Multi‐Scale Analysis of Dispersive Scalar Transport Across Porous Media Under Globally Nonlinear Flow Conditions

Abstract We focus on nonlinear flow regime scenarios observed at the global scale of a porous medium and explore the impact of such nonlinearities on key features of dispersive scalar transport observed across three‐dimensional porous systems characterized by various degrees of pore space complexity. Flow and transport processes are analyzed at pore‐scale and larger scales in well‐documented digital Beadpack and Bentheimer sandstone samples.
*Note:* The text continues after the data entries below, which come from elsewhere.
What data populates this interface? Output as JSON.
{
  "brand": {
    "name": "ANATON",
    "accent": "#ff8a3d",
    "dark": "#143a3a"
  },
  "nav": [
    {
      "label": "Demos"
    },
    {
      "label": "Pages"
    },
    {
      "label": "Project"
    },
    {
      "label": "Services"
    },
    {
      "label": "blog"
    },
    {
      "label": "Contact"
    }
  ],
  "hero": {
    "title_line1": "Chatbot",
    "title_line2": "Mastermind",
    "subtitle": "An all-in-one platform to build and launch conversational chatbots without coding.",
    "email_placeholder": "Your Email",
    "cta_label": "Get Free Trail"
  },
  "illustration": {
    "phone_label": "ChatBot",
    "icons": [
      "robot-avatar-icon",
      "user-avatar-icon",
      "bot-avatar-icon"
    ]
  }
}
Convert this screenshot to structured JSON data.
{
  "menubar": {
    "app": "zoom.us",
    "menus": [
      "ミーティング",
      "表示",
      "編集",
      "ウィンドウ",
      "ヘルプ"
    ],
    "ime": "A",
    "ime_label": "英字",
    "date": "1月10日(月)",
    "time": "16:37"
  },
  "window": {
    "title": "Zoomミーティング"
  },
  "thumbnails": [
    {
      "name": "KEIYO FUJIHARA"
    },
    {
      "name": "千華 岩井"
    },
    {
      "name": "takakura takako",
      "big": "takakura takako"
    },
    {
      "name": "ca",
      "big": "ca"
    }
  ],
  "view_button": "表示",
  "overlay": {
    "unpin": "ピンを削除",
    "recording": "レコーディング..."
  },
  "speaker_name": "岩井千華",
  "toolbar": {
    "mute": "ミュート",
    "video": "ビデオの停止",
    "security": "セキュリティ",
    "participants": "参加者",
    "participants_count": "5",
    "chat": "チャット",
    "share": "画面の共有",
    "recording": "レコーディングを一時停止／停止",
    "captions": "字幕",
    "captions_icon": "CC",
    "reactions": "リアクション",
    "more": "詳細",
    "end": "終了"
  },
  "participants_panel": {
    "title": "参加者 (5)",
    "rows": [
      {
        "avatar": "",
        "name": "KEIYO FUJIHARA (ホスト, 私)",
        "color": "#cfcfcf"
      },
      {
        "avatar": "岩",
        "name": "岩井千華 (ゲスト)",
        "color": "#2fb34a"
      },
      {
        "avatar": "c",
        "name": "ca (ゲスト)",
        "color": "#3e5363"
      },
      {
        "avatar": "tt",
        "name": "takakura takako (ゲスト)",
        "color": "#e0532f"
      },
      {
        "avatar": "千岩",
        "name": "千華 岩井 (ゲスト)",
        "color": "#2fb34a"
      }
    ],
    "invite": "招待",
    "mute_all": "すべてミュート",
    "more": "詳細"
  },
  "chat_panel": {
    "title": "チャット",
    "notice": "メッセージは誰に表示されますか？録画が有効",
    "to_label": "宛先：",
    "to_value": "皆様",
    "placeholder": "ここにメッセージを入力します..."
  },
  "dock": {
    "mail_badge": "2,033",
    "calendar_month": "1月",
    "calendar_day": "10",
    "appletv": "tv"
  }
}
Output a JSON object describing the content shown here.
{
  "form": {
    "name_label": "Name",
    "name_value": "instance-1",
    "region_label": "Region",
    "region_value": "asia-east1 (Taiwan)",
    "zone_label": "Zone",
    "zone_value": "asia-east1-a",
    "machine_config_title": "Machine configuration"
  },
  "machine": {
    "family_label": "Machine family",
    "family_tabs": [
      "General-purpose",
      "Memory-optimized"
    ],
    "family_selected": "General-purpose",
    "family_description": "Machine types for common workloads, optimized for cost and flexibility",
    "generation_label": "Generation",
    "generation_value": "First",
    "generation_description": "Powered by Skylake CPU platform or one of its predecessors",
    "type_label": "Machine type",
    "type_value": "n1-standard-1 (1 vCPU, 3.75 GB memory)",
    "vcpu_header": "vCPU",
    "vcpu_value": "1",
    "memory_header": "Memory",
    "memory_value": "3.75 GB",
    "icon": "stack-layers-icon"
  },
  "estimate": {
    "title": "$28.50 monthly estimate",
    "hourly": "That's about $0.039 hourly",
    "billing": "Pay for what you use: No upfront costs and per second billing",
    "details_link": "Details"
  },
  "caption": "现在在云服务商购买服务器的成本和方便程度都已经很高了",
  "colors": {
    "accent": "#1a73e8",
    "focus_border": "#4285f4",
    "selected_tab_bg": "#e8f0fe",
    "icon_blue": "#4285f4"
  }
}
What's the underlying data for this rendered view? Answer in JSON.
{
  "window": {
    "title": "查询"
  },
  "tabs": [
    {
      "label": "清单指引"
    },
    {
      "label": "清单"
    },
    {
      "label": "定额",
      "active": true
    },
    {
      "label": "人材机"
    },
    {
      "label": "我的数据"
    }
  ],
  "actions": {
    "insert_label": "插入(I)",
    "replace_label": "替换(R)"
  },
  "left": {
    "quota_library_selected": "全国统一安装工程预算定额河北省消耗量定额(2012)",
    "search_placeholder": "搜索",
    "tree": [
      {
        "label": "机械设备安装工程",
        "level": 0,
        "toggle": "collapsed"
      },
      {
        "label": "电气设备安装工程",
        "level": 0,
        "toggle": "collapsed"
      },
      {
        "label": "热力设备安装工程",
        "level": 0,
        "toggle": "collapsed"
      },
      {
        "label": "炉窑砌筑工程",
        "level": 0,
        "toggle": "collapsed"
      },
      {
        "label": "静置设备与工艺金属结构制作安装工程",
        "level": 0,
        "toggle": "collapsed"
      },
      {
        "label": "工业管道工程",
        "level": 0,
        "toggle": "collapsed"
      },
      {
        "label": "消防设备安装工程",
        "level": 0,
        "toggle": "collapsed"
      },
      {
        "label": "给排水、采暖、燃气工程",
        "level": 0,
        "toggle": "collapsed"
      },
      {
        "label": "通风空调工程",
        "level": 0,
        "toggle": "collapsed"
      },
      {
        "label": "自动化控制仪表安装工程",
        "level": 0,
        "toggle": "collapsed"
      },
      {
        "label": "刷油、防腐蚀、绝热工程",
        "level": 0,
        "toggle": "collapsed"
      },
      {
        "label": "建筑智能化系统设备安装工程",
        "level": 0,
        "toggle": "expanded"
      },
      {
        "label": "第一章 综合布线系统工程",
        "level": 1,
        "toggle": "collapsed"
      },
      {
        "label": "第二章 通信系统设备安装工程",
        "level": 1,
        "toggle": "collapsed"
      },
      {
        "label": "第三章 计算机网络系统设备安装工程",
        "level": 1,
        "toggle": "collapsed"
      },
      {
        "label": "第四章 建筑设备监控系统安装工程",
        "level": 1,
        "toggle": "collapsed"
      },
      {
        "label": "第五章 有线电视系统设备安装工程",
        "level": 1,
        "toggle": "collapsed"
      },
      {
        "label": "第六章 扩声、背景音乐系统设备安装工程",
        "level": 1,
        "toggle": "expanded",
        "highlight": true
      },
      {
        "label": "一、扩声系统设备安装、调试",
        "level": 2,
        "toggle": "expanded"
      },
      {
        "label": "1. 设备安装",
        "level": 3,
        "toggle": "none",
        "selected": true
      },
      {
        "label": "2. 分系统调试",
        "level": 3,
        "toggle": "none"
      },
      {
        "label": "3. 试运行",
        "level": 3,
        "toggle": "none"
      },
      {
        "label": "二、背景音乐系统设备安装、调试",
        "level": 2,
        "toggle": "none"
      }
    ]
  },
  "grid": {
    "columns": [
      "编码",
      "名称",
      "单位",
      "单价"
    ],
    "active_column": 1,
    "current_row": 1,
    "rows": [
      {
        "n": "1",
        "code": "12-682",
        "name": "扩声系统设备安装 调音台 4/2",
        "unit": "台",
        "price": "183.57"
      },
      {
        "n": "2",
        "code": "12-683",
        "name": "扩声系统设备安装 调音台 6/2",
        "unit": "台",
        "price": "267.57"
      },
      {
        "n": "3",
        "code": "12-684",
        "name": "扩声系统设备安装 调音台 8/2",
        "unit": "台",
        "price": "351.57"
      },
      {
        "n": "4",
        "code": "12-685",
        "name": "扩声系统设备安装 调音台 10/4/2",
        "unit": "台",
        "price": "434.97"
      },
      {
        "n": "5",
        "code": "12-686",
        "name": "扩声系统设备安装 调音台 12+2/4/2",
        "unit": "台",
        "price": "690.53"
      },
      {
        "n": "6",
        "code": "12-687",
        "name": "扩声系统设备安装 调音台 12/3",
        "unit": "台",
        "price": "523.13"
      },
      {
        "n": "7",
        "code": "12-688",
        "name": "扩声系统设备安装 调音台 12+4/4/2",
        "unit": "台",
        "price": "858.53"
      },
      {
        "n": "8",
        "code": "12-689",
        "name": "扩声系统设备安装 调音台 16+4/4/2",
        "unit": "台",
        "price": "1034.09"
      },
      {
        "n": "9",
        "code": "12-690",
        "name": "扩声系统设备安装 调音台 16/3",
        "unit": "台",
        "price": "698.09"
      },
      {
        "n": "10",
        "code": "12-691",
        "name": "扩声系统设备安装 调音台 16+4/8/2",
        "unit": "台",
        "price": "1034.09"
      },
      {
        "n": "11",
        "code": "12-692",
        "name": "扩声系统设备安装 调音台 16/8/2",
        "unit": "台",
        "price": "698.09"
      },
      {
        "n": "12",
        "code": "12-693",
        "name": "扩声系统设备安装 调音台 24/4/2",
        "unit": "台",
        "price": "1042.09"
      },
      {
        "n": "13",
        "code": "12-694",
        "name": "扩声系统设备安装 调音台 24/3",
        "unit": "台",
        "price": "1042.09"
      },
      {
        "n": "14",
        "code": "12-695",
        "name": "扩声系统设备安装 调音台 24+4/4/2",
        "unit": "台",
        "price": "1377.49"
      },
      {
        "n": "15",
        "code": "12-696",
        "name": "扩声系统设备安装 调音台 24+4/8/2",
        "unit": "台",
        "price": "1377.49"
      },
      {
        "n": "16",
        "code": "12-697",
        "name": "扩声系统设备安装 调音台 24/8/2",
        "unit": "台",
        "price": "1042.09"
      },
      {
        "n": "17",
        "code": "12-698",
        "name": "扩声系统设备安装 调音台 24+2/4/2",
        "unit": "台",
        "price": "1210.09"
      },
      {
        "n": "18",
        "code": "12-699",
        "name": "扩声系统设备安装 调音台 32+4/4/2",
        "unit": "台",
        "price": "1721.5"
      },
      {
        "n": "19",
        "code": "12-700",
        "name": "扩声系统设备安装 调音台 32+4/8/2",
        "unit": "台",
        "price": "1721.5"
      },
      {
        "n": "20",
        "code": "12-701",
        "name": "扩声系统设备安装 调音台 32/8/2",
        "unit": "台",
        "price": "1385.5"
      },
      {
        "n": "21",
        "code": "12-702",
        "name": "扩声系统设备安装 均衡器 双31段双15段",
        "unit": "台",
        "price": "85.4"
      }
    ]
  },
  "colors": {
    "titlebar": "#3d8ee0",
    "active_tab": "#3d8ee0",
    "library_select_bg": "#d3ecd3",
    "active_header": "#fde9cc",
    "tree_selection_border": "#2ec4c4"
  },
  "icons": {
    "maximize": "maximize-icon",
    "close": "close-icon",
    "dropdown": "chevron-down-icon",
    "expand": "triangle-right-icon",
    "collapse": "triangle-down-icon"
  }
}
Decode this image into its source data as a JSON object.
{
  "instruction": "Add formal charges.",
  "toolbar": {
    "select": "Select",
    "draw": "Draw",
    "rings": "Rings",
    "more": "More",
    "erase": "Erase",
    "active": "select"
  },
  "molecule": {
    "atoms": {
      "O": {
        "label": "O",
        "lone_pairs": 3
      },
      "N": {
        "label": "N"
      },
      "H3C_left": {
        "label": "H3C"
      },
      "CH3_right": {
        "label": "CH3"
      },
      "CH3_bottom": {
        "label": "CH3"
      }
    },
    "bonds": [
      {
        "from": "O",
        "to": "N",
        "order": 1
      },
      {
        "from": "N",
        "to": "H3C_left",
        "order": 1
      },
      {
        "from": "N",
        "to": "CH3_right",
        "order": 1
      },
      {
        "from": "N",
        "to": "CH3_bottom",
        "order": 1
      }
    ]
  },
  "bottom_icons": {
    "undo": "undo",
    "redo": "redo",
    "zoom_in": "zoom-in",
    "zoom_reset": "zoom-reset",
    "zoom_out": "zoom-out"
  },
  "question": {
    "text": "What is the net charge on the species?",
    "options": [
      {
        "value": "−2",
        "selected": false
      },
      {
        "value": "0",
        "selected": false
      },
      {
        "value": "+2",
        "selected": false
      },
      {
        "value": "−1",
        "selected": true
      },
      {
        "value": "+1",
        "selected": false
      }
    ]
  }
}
Our simulations comprise linear (Darcy) and nonlinear (Forchheimer) flow regimes and consider a broad interval of values of Péclet number (ranging from 1 × 10 −2 –5 × 10 4 ). Sample probability density functions of pore‐scale velocities and concentrations of the migrating scalar are analyzed and related to flow conditions and degree of complexity of the pore space. Estimated values of dispersion associated with section‐averaged breakthrough curves display a power‐law scaling on the Péclet number. The scaling exponent depends on the relative importance of pore‐scale diffusion and advection. We find that the Forchheimer flow regime is characterized by enhanced mixing of the scalar field. This leads to enhanced dispersion as compared against a Darcy regime.